From NYT Mag: “…is this a recessionary blip or the dawn of a whole new economic age?” My Answer: “No, It’s the Education Stupid.”

It’s Official: The Boomerang Kids Won’t Leave – NYTimes.com.

This is a sad article.  Yes, it describes the effects of a terrible recession.  But moreso, it describes the lingering effects of not honestly giving students a good education.  It describes the effects of a thirty-plus year of misallocating national resources away from university education to university buildings and endowments.  It is outrageous.

I commented.

“”…is this a recessionary blip or the dawn of a whole new economic age?” (from the print story)

It’s neither.

I’m a professor. I taught at an “elite” school. I know the dark secret. It’s the education. (Yes, the economy matters, but the poor education matters more.)

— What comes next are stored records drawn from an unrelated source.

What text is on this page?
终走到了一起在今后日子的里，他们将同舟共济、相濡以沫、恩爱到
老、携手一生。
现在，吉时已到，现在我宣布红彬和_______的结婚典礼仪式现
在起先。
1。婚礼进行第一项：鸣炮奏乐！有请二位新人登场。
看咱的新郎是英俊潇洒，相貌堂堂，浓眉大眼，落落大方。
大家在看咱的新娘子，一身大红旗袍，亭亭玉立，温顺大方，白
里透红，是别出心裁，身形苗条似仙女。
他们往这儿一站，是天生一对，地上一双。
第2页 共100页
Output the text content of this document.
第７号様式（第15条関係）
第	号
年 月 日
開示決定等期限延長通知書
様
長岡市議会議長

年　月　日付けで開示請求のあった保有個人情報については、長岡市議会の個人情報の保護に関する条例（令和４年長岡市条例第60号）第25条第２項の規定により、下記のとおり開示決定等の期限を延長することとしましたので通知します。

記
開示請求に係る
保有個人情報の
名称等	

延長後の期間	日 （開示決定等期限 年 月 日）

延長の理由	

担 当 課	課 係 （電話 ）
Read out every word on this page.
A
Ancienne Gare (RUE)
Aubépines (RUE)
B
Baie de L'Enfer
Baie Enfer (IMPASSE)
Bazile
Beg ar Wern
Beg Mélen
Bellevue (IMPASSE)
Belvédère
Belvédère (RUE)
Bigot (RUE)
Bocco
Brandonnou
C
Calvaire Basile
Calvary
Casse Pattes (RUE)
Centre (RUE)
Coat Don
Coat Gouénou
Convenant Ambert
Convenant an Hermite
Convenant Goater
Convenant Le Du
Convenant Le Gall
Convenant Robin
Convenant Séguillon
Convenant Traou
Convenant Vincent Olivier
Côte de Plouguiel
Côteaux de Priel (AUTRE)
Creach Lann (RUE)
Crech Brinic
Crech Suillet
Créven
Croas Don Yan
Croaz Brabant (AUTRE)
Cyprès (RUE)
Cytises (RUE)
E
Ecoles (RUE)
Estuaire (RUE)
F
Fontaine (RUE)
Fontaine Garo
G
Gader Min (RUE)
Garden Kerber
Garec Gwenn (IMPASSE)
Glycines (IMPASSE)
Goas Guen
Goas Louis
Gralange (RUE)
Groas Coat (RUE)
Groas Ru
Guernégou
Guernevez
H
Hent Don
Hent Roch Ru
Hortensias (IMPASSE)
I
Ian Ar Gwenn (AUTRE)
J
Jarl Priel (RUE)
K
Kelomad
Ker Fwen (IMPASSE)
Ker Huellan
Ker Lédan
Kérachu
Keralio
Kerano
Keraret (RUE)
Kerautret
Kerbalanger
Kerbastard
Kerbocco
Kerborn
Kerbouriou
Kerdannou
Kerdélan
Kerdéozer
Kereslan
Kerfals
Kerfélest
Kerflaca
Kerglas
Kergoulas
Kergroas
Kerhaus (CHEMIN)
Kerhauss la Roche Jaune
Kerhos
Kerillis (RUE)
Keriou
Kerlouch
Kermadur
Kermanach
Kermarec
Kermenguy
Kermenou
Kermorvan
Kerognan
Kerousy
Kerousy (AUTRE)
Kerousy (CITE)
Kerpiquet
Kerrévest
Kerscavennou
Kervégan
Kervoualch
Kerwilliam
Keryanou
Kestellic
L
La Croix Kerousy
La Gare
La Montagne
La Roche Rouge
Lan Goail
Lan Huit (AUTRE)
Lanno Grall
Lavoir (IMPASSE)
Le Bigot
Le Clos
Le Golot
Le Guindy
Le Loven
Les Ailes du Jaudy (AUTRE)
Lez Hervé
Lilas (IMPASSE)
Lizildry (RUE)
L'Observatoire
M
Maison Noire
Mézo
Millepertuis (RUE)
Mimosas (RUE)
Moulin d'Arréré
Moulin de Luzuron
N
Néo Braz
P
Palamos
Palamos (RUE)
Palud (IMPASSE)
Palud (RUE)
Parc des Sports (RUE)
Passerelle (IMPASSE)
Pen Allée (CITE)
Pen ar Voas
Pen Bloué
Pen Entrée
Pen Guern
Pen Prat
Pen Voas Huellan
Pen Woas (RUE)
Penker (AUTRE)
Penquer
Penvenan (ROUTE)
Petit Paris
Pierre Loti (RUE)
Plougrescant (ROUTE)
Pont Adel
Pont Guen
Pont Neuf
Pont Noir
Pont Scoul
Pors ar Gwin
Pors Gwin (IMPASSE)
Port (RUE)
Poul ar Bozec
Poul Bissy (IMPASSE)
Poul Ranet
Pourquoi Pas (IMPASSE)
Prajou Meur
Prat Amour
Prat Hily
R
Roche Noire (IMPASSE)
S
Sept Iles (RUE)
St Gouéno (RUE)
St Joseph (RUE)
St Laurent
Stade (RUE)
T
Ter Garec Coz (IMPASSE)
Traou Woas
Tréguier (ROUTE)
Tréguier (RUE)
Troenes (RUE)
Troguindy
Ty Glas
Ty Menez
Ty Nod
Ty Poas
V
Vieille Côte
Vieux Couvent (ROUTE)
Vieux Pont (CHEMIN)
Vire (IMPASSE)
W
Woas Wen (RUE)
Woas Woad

I have seen this coming for over thirty years.

It was 1980, when Clark Kerr and David Riesman saw it. (Read their comments on my blog www.inside-higher-ed.com )

It was 1986 when a professor told me that, after teaching an introductory course for five years, he could finally always tell when the HW was wrong, but he still couldn’t always tell what was wrong. This was at a regional state school, and it was only one of several such stories I heard.
It was 2011, when the chair of the math dept at Wash. U. in St. Louis told me to make a critical engineering math course a “cookbook” course. In response to an email I sent about that course, describing cheating on HW as a major source of engineering students having trouble with the test, a dean wrote me that he didn’t want to “discourage” them; he wanted “retention”. (You can read about this, and other stories, on my blog. )

It’s time to wake up and realize the sham that much of college has been for years.”